Novel chemical probes to probe the metabolism and mode of action of fungicides [PhD project, NexGenAgriChem]. This project develops and applies novel chemical methods for the identification of the specific enzymes responsible for detoxification of a given fungicide. It probes the site and mode of chemical reaction of these enzymes to aid our understanding of fungal detoxification pathways to allow for the design of more effective fungicides in the future. The plan has been to immobilise fungicidal compounds onto various support matrices via linkers/spacers co-functionalised with cross-linking ‘warhead’ functionality and employ these as pull-down probes. Overall, the project involves the integration of synthetic chemistry, chemical biology and biochemistry to create tailored protocols for the rapid mapping of fungicide-protein interactomes.
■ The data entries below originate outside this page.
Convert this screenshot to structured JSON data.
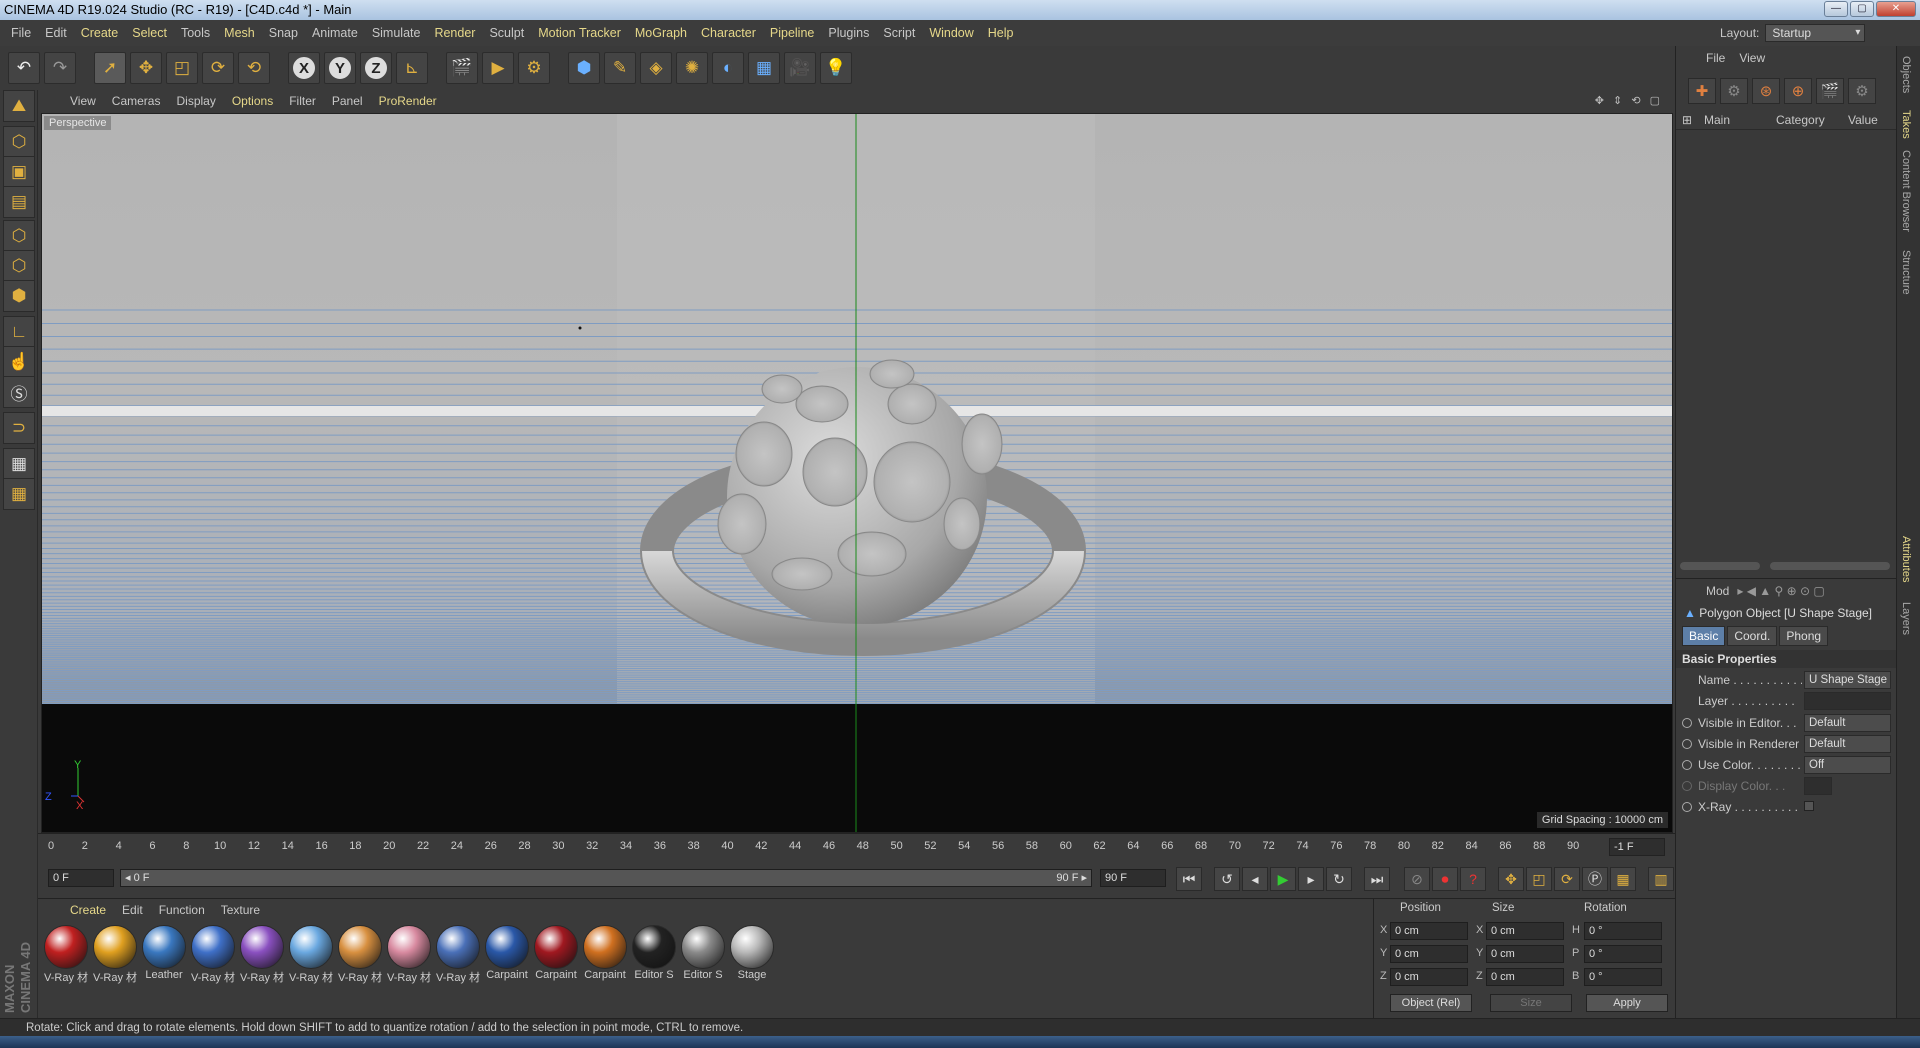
{
  "window": {
    "title": "CINEMA 4D R19.024 Studio (RC - R19) - [C4D.c4d *] - Main",
    "buttons": [
      "—",
      "▢",
      "✕"
    ]
  },
  "menubar": {
    "items": [
      "File",
      "Edit",
      "Create",
      "Select",
      "Tools",
      "Mesh",
      "Snap",
      "Animate",
      "Simulate",
      "Render",
      "Sculpt",
      "Motion Tracker",
      "MoGraph",
      "Character",
      "Pipeline",
      "Plugins",
      "Script",
      "Window",
      "Help"
    ]
  },
  "layout": {
    "label": "Layout:",
    "value": "Startup"
  },
  "viewport": {
    "menu": [
      "View",
      "Cameras",
      "Display",
      "Options",
      "Filter",
      "Panel",
      "ProRender"
    ],
    "camera_label": "Perspective",
    "grid_spacing": "Grid Spacing : 10000 cm",
    "axis_y": "Y",
    "axis_x": "X",
    "axis_z": "Z"
  },
  "timeline": {
    "ticks": [
      "0",
      "2",
      "4",
      "6",
      "8",
      "10",
      "12",
      "14",
      "16",
      "18",
      "20",
      "22",
      "24",
      "26",
      "28",
      "30",
      "32",
      "34",
      "36",
      "38",
      "40",
      "42",
      "44",
      "46",
      "48",
      "50",
      "52",
      "54",
      "56",
      "58",
      "60",
      "62",
      "64",
      "66",
      "68",
      "70",
      "72",
      "74",
      "76",
      "78",
      "80",
      "82",
      "84",
      "86",
      "88",
      "90"
    ],
    "end_field": "-1 F",
    "current_frame": "0 F",
    "range_start": "◂ 0 F",
    "range_end": "90 F ▸",
    "max_frame": "90 F"
  },
  "materials": {
    "menu": [
      "Create",
      "Edit",
      "Function",
      "Texture"
    ],
    "items": [
      {
        "name": "V-Ray 材",
        "color": "#c02020"
      },
      {
        "name": "V-Ray 材",
        "color": "#e0a020"
      },
      {
        "name": "Leather",
        "color": "#3a78c0"
      },
      {
        "name": "V-Ray 材",
        "color": "#3f70c8"
      },
      {
        "name": "V-Ray 材",
        "color": "#8a50c0"
      },
      {
        "name": "V-Ray 材",
        "color": "#6aa8e0"
      },
      {
        "name": "V-Ray 材",
        "color": "#d89040"
      },
      {
        "name": "V-Ray 材",
        "color": "#d88aa0"
      },
      {
        "name": "V-Ray 材",
        "color": "#4a70b8"
      },
      {
        "name": "Carpaint",
        "color": "#2a58a8"
      },
      {
        "name": "Carpaint",
        "color": "#a01820"
      },
      {
        "name": "Carpaint",
        "color": "#d07020"
      },
      {
        "name": "Editor S",
        "color": "#222222"
      },
      {
        "name": "Editor S",
        "color": "#8a8a8a"
      },
      {
        "name": "Stage",
        "color": "#b8b8b8"
      }
    ]
  },
  "coords": {
    "headers": [
      "Position",
      "Size",
      "Rotation"
    ],
    "rows": [
      {
        "a1": "X",
        "v1": "0 cm",
        "a2": "X",
        "v2": "0 cm",
        "a3": "H",
        "v3": "0 °"
      },
      {
        "a1": "Y",
        "v1": "0 cm",
        "a2": "Y",
        "v2": "0 cm",
        "a3": "P",
        "v3": "0 °"
      },
      {
        "a1": "Z",
        "v1": "0 cm",
        "a2": "Z",
        "v2": "0 cm",
        "a3": "B",
        "v3": "0 °"
      }
    ],
    "mode": "Object (Rel)",
    "size_mode": "Size",
    "apply": "Apply"
  },
  "objects_panel": {
    "menu": [
      "File",
      "View"
    ],
    "columns": [
      "Main",
      "Category",
      "Value"
    ]
  },
  "attributes": {
    "menu": "Mod",
    "title": "Polygon Object [U Shape Stage]",
    "tabs": [
      "Basic",
      "Coord.",
      "Phong"
    ],
    "section": "Basic Properties",
    "props": [
      {
        "label": "Name . . . . . . . . . . .",
        "value": "U Shape Stage"
      },
      {
        "label": "Layer . . . . . . . . . .",
        "value": ""
      },
      {
        "label": "Visible in Editor. . .",
        "value": "Default"
      },
      {
        "label": "Visible in Renderer",
        "value": "Default"
      },
      {
        "label": "Use Color. . . . . . . .",
        "value": "Off"
      },
      {
        "label": "Display Color. . .",
        "value": ""
      },
      {
        "label": "X-Ray . . . . . . . . . .",
        "value": ""
      }
    ]
  },
  "side_tabs": [
    "Objects",
    "Takes",
    "Content Browser",
    "Structure",
    "Attributes",
    "Layers"
  ],
  "status": "Rotate: Click and drag to rotate elements. Hold down SHIFT to add to quantize rotation / add to the selection in point mode, CTRL to remove.",
  "brand": "MAXON CINEMA 4D"
}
Chemical dissection of the targets of insecticides with a novel mode of action [PhD project, NexGenAgriChem]. Recent developments around tools for target ID in the Tate lab have presented a unique opportunity to profile the targets of pyridalyl (PAL), a potent and selective insecticide of substantial commercial importance. Understanding the targets of this molecule is a high priority for Syngenta and would open up new classes of insecticide target for future exploitation. Addition of a 'clickable' tag to selected inhibitors will facilitate ligation of combinations of biotin and fluorescent dye labels and will enable imaging and pull-down based assays.
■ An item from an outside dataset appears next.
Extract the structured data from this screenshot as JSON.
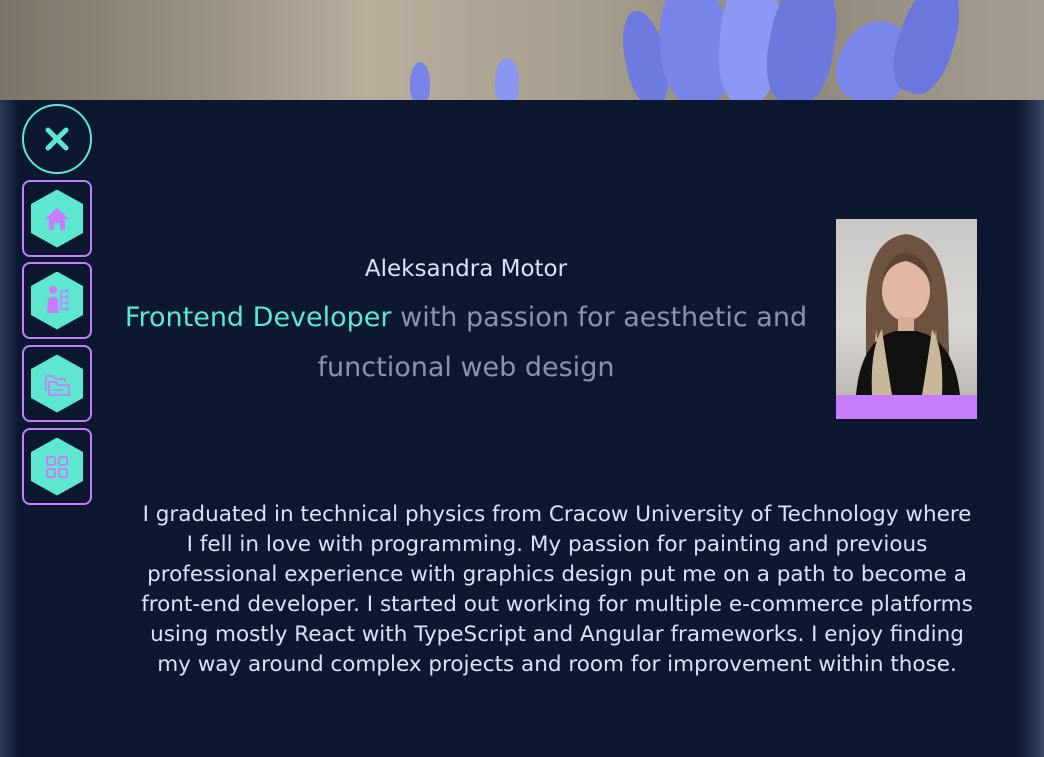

Lipidated proteomics: Chemical validation of protein lipidation pathways as antifungal targets[PhD project, NexGenAgriChem].This project profiles the substrates of protein lipidation of plant pathogentic fungi, more specifically N-myristoyltransferase (NMT). The Tate lab has developed powerful tools for analysis of this enzyme in living systems, and the project exploits these capabilities to establish in vivo mode of action for known and novel NMT inhibitors as anti-fungal agents. The technology features a strong emphasis on exploiting synthetic chemistry to understand agrochemical mode of action and enables facile incorporation into target proteins without disturbing the system of interest, whilst permitting imaging and pull-down based on a highly optimized 'chemical proteomic' workflow.
Multiscale analysis of protein and DNA structures: from atomic structures to large-scale conformational substructures[PhD project, NexGenAgriChem]. This project employs the multiscale analysis of protein and DNA structures to examine potential fungicide and allergen targets. Particular focus is on histidine kinases (HKKS) (HOG pathway) by interrogating the role of particular domains over different timescales, which combined with a mutational analysis will lead to the identification of hotspots for agrochemical binding sites. Initial testing will employ bacterial systems to validate the method which will then be ported to investigate fungal as well as allergen systems. In the latter the correct identification of epitopes with minimal false positives is of great relevance.
Biochemical imaging of compounds in plants[PhD project, NexGenAgriChem]. This project develops a novel validated analytical method to detect and analyse compounds (such as agrochemical) in biological matrices and try to solve the issues related to existing methodologies. These issues involve long and complex labelling procedures coupled with the fact that there is only a limited set of pesticides that are detectable with the existing methods.